A Texas-based engineering and construction company agreed to pay $14.5 million to settle allegations by the Securities and Exchange Commission that accounting deficiencies led to restatements on nearly three years of financial statements filed with the SEC.

Fluor Corp. agreed to cease and desist from further violations in reaching settlement, the SEC announced in a press release Wednesday. Five former and current Fluor officers and employees also settled with the agency and will pay penalties ranging from $15,000 to $25,000.

The details: Between 2016 and 2019, Fluor failed to sufficiently maintain internal controls to account for two project bids that used “overly optimistic cost and timing estimates and subsequently experienced cost overruns that worsened over time,” the SEC alleged.

The company’s internal control over financial reporting (ICFR) was insufficient in accordance with the percentage of completion accounting method under generally accepted accounting principles, the SEC said.

Fluor failed to include all anticipated costs that were known or should have been known in each project’s respective forecasts, thereby delaying loss recognition on each, according to the agency’s order.

“Additionally, Fluor improperly incorporated revenue from unapproved change orders in the forecasts of one of the projects, including change orders that had not yet been submitted to, or had already been rejected by, the customer,” the SEC said.

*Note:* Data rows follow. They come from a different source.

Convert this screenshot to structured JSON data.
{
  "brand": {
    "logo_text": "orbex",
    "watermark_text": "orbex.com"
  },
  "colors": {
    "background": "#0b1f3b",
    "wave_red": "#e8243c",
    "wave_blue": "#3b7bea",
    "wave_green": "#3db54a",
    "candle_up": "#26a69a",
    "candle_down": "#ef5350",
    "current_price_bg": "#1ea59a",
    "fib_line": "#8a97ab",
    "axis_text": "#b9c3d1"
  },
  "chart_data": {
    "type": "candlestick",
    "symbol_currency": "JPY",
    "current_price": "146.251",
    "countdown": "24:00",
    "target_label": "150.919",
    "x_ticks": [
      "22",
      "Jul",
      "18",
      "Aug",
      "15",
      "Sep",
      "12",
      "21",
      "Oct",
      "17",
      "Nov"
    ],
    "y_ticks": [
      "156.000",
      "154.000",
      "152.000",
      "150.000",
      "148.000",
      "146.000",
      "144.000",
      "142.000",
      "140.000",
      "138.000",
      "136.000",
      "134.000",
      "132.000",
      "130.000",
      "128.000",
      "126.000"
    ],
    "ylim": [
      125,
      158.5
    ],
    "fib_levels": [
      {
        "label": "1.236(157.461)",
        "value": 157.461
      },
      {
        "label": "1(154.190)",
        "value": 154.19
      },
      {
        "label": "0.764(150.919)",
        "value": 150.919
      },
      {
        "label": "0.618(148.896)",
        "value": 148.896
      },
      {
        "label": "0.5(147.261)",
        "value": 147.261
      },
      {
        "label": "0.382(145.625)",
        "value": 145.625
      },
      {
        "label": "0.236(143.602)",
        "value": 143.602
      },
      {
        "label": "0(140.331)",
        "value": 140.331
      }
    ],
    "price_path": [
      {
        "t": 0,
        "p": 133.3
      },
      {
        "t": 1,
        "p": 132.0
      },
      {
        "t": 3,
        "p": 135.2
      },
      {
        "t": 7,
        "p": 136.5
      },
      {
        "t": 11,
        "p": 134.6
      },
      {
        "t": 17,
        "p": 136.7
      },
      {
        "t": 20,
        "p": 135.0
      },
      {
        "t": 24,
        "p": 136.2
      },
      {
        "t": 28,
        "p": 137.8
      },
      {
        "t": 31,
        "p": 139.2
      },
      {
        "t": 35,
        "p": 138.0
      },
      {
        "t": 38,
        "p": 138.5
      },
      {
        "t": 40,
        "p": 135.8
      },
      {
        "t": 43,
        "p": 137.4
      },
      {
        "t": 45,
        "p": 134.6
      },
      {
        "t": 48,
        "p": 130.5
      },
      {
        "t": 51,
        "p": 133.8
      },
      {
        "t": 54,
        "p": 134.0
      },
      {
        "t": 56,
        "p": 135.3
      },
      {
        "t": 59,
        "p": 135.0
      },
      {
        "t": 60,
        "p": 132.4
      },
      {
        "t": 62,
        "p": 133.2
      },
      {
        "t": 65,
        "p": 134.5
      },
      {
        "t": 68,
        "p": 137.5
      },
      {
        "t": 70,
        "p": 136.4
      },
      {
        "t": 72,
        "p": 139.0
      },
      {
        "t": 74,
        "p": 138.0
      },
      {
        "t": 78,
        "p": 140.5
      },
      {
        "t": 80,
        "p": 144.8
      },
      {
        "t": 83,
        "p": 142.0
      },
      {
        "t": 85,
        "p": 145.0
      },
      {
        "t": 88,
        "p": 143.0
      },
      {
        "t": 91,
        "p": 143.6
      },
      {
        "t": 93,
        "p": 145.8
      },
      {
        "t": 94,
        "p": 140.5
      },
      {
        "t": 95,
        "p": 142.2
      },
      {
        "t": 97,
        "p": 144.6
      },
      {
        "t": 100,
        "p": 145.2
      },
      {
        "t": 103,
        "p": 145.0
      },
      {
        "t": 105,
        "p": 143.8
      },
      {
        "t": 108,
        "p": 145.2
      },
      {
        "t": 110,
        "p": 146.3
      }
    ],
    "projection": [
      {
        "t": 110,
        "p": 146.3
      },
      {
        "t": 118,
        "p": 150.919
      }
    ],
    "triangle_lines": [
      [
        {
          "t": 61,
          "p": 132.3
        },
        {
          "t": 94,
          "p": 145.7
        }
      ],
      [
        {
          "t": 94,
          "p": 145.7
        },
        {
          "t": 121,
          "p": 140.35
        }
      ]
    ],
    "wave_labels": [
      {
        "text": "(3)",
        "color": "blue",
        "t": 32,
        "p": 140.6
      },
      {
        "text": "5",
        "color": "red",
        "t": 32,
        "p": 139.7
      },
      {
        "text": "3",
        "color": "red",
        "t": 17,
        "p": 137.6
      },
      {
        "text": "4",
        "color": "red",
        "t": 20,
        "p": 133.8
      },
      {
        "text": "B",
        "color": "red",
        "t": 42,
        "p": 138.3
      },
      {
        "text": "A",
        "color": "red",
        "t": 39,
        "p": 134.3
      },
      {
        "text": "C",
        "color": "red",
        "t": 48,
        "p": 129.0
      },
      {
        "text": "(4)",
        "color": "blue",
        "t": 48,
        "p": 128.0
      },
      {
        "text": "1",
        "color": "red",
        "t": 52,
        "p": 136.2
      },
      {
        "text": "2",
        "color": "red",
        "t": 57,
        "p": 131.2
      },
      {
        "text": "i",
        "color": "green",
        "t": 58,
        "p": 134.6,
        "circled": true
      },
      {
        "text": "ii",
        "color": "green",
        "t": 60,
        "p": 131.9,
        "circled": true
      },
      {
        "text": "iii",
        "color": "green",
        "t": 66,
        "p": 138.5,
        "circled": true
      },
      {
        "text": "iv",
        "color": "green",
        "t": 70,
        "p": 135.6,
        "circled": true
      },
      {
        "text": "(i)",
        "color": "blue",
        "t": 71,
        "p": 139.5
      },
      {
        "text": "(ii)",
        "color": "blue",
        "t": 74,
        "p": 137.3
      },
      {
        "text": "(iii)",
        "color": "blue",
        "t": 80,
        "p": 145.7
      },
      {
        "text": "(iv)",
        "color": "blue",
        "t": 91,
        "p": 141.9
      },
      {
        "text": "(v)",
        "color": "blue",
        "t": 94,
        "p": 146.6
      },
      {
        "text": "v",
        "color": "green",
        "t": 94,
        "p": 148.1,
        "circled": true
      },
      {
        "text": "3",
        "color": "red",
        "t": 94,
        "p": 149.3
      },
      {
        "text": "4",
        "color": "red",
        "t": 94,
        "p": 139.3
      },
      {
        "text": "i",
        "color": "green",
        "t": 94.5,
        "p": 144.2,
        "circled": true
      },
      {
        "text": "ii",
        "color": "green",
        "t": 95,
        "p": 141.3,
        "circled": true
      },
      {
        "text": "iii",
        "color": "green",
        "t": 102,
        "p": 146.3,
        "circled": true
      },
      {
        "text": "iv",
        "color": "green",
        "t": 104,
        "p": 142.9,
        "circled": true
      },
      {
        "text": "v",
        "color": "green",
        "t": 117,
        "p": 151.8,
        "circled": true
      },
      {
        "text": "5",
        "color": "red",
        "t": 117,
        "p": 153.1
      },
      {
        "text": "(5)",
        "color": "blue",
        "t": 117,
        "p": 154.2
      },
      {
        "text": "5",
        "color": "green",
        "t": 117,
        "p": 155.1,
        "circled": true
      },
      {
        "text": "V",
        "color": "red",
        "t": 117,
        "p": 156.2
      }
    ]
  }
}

Prompted by an SEC investigation, Fluor launched an internal probe in 2020 that identified material weaknesses in its ICFR and material errors in its financial statements. As a result, the company restated its annual and quarterly financial statements for fiscal year 2016 through the third quarter of 2019. The restatements resolved overstatements of annual net earnings from 2016-18; understatement of net losses in the first quarter of 2019; and delayed recognition of losses for two quarters, resulting in an overstatement in the second quarter of 2018.

The five individuals fined by the SEC were found to have caused Fluor’s alleged violations. Those penalties included:

  • James Brittain, a former Fluor business-line president, who will pay $25,000;
  • Bradley Scott, a current Fluor business-line chief financial officer, who will pay $25,000;
  • Kent Smith, a former Fluor business-line senior vice president, who will pay $20,000;
  • Robin Chopra, Fluor’s former chief accounting officer and controller, who will pay $15,000; and
  • Jon Eric Best, a former Fluor business-line CFO, who will pay $15,000.

Compliance considerations: The SEC acknowledged Fluor’s remedial acts and cooperation, which included agreeing to be interviewed by agency staff, among other undertakings.

Company response: Fluor in a statement noted it established a reserve to fund the settlement last year, expects no material earnings effect for this year, and that the Department of Justice ended its investigation into the company.

“The company and the board of directors are pleased to put the investigation behind us,” said David Constable, Fluor chairman and chief executive. “The SEC investigation concerned accounting errors on legacy risk projects and associated internal controls weaknesses that were remedied … in September 2020. Since that time, Fluor now has a refreshed board and a new management team that is driving a balanced risk profile and healthy backlog.”